Arrière-boutique d’apothicaire ? Officine d’alchimiste excentrique ? Nulles grenouille en bouteille ou pierre philosophale rouge vermeil sur ces étagères croulant de cuirs odorants et de flacons soigneusement étiquetés, mais un même rêve qu'entretiennent de savants élixirs de colle et vernis : l'immortalité, prolonger à l'envi le destin de manuscrits antédiluviens, aux couvertures polies par les petites mains avides de générations de lecteurs.

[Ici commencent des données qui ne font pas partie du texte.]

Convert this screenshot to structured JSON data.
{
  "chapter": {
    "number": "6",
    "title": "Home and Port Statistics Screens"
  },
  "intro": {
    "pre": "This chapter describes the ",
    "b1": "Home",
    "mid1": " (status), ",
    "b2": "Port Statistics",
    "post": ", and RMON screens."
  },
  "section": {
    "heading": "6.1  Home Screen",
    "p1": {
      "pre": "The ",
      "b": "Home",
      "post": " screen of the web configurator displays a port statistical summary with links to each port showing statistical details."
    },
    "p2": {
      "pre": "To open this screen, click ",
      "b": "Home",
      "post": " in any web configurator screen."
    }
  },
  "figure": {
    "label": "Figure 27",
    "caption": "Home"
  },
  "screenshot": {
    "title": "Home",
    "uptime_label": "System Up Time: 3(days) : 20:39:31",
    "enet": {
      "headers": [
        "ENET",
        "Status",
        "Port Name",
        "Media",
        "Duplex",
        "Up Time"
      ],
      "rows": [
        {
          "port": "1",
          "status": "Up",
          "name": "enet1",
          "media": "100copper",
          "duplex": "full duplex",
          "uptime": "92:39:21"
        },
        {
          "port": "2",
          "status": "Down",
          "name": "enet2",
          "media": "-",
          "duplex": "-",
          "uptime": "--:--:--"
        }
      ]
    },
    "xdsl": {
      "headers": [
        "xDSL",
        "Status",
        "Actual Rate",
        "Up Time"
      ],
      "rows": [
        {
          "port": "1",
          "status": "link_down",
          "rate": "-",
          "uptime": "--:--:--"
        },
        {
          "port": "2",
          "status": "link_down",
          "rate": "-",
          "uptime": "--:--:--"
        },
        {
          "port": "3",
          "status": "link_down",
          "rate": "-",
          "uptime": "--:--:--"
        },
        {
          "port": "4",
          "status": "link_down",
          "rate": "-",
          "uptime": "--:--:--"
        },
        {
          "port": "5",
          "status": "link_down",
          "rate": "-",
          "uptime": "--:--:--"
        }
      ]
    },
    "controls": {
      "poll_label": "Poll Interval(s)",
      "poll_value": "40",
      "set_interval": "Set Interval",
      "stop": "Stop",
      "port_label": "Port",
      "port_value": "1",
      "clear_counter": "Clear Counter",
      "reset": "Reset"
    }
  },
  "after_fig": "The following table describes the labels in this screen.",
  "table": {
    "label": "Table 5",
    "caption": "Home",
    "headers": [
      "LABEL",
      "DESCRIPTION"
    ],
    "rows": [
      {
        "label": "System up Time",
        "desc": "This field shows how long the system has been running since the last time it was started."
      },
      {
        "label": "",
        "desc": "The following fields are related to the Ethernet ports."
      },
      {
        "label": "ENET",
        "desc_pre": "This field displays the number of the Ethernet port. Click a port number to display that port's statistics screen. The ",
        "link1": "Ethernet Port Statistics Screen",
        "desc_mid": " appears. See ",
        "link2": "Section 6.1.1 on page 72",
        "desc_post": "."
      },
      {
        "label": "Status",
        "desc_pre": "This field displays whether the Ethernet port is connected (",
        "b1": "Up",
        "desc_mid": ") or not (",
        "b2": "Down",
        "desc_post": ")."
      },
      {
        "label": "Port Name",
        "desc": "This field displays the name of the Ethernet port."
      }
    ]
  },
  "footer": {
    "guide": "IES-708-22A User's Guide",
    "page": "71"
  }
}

Délicate mission pour le relieur que d'accéder alors aux désirs intimes d'une clientèle qui abandonnera là, un beau matin, quelques feuilles volantes dans l'espoir de les voir mariées en un fantasmagorique carnet de voyages, déposera précautionneusement le lendemain un ouvrage familial, à préserver dans l'instant des affres du temps, exigera pourquoi pas, le mois suivant, la restauration fidèle d'un manuel d'époque dans le plus pur style Renaissance.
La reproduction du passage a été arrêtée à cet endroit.